2015年01月02日 | Weblog

  1日元旦の夕方から雨が降り始めた。朝は太平洋に昇る初日の出を拝めたほどよく晴れていた。午後から雲が多くなり、陽が沈む頃には雨になった。

  2日の朝目を覚まして窓の外を見るとうっすらと白く雪が積もっていた。私が住む町に雪が降るのは年数回しかない。狭心症になって医師に温暖な地で暮らすよう勧められた。ここに住んですでに11年近くになる。温暖で暮らしやすい。狭心症の再発も抑えられている。

  妻の医務官としての最後の任地は旧樺太、現ロシアのサハリンだった。マイナス40度が当たり前の厳寒地だった。心臓バイパス手術を受けたばかりの私には厳しすぎる環境だった。体調を崩して真冬だけ私は一人妻をサハリンに残したまま東京に戻った。

  サハリンで妻はこの町の今住むマンションの新聞広告を見つけて東京の私に連絡してきた。それがはじまりだった。すでにマンションは完売になっていたが、不思議な縁で購入することができた。結局妻は医務官を退職して日本に戻り東京の病院の勤務医となった。遠距離通勤を私の健康のためにと続けてくれている。

  あのサハリンの寒さを経験していても今の私はたかだかマイナス0.1度でも「寒い」ともらしてしまう。数メートルのサハリンでの積雪の中でも何とか暮らしたのに、今はうっすら雪化粧しただけでも大ごとにとらえる。その軟弱さとどっぷりと恵まれた環境を当然のように思い込んでいる傲慢さに自分ながらあきれ返る。

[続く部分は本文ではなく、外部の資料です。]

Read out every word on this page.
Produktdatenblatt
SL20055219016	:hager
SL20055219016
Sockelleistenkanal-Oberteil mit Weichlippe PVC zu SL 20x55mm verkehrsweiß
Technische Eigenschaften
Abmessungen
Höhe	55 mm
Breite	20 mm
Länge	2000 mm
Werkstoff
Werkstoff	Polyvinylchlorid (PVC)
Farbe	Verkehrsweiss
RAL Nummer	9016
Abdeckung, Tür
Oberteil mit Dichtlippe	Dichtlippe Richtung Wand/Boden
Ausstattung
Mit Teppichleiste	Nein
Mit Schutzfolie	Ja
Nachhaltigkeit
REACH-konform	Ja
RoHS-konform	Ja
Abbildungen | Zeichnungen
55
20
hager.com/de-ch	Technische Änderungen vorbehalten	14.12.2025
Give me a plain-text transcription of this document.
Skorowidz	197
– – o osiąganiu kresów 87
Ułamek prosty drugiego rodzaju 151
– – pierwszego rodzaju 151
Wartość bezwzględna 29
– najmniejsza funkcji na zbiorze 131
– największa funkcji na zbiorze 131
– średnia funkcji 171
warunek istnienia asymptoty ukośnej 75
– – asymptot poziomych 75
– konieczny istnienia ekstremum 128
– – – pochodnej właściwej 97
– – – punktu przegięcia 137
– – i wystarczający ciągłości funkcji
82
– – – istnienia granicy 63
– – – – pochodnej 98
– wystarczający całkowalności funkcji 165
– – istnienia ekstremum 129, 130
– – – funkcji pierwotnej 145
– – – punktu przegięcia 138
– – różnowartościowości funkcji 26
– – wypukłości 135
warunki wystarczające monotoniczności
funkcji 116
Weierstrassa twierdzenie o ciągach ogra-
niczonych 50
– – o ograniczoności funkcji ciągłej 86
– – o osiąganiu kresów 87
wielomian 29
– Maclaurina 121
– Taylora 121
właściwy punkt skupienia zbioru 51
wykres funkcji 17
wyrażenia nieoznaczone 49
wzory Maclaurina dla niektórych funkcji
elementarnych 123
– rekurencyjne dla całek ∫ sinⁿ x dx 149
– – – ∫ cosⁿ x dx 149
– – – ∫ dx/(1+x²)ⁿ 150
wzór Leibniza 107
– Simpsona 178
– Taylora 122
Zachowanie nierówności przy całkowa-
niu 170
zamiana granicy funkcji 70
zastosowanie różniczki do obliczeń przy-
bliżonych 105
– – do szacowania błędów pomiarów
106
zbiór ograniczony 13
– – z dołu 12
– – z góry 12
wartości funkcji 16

  自然は、雪が降っても雨が地面を濡らしても風が吹いても堂々と美しい。そんな感傷にしたっていると妻が声を上げた。「や~だゴミ箱が落ちてゴミが散乱してる。白い花が咲いていると思っちゃった」 見ると窓の外の低い植え込みにゴミが散乱していた。高さ40センチくらいの四角のゴミ箱が横倒しになっていた。妻が履物を玄関から持って来てゴム手袋をして窓の外に出た。私が手伝おうとすると「あなたにはできない。私に任せて」と訳の分からないことを言った。しばらくたって理解した。ゴミといっても夫婦生活に関するものだった。使用済のティッシュと使い終わった避妊具が上階からゴミ箱ごと落ちて来て散乱していた。信じられない。言葉がない。こんなプライベートなものをこの寒い時に窓から外に捨てたのか?ゴミ箱ごと?謎が謎を呼ぶ。それとも嫌がらせか。怒りがこみ上げた。高層集合住宅の1階はゴミ捨て場ではない。1階を購入したのは間違いだったのか。私は妻に「透明の袋に入れて玄関ホールの共同郵便受けのところに“落とし物”と書いた紙を貼って置いておけば」と提案した。妻は何も言わなかった。我が家のゴミと一緒に“降ってきたゴミ”すべてを黄色の指定ゴミ袋に入れてゴミ置き場に出した。

  雪は降る、ゴミも降る。自然はけっしてゴミをうまない。自浄する。ゴミを出すのは人間だけだ。人間は自然には勝てない。想像もできない事が現実に起こる。新年早々勉強になった。幸運のサキガケととらえたい。